The clinical management of H cinaedi infections is further complicated by the lack of established guidelines for antibiotic susceptibility testing or duration of treatment. Nevertheless, carbapenems, tetracycline, and aminoglycosides have demonstrated superior efficacy compared with penicillin and cephalosporin, although resistance to fluoroquinolones and macrolides is well-documented.7,13 When H cinaedi infection is suspected, initial empirical therapy with meropenem is suggested in the literature.15 Postsurgical antimicrobial treatment typically involves a minimum of 6 weeks of intravenous therapy, with some experts advocating for extended oral therapy lasting from 6 months to lifelong therapy.16,17 Surgical intervention remains a critical component of treatment, with open repair considered the gold standard for managing infected AAAs.18,19
Conclusions
This case series recognizes H cinaedi as a cause of infectious aortitis, previously under-recognized in immunocompetent individuals, and shows the changing face of aortic infections.
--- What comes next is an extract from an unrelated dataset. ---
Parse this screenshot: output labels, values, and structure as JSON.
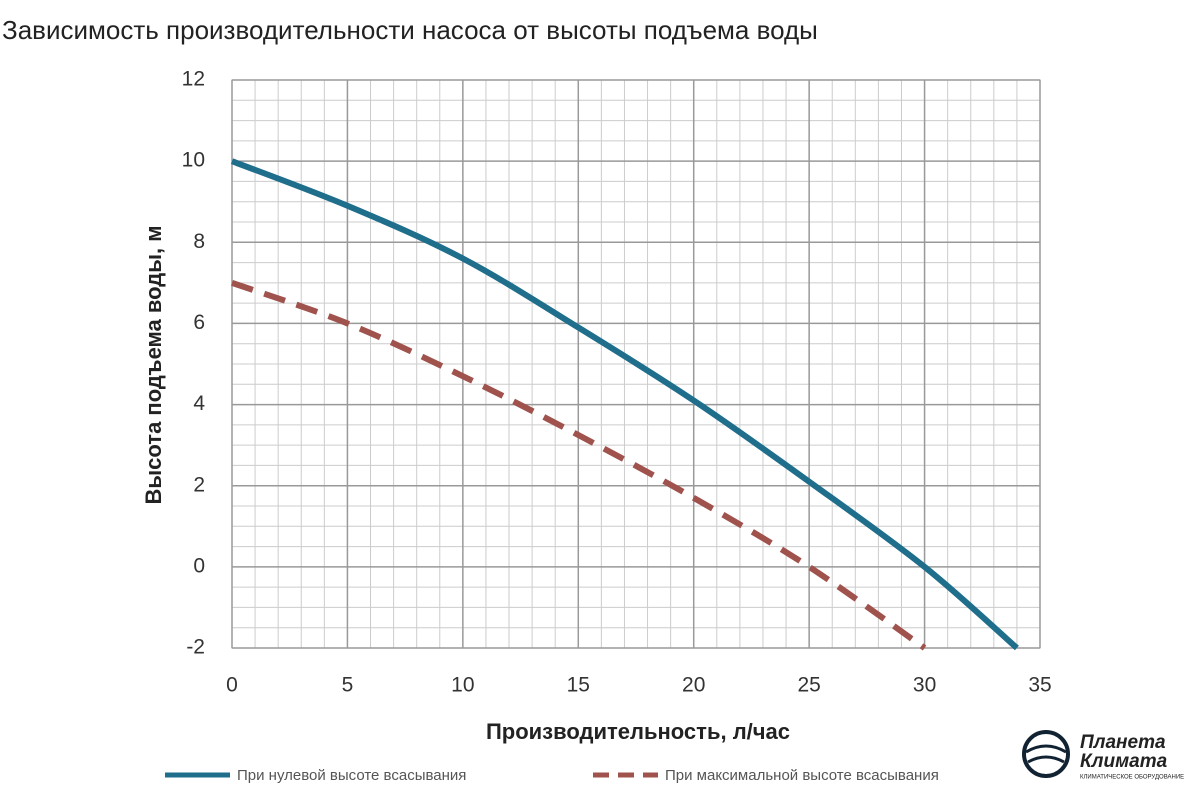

Its diagnosis is challenging requiring a dedicated history of risk factors and perioperative tissue biopsy for gene sequencing. The potential of men having sex with men or zoonotic transmissions, the role of asymptomatic carriers, and the development of targeted therapies are areas that warrant continued investigation for optimal management.
Funding
None.
Disclosures
None.
Footnotes
The editors and reviewers of this article have no relevant financial relationships to disclose per the Journal policy that requires reviewers to decline review of any manuscript for which they may have a conflict of interest.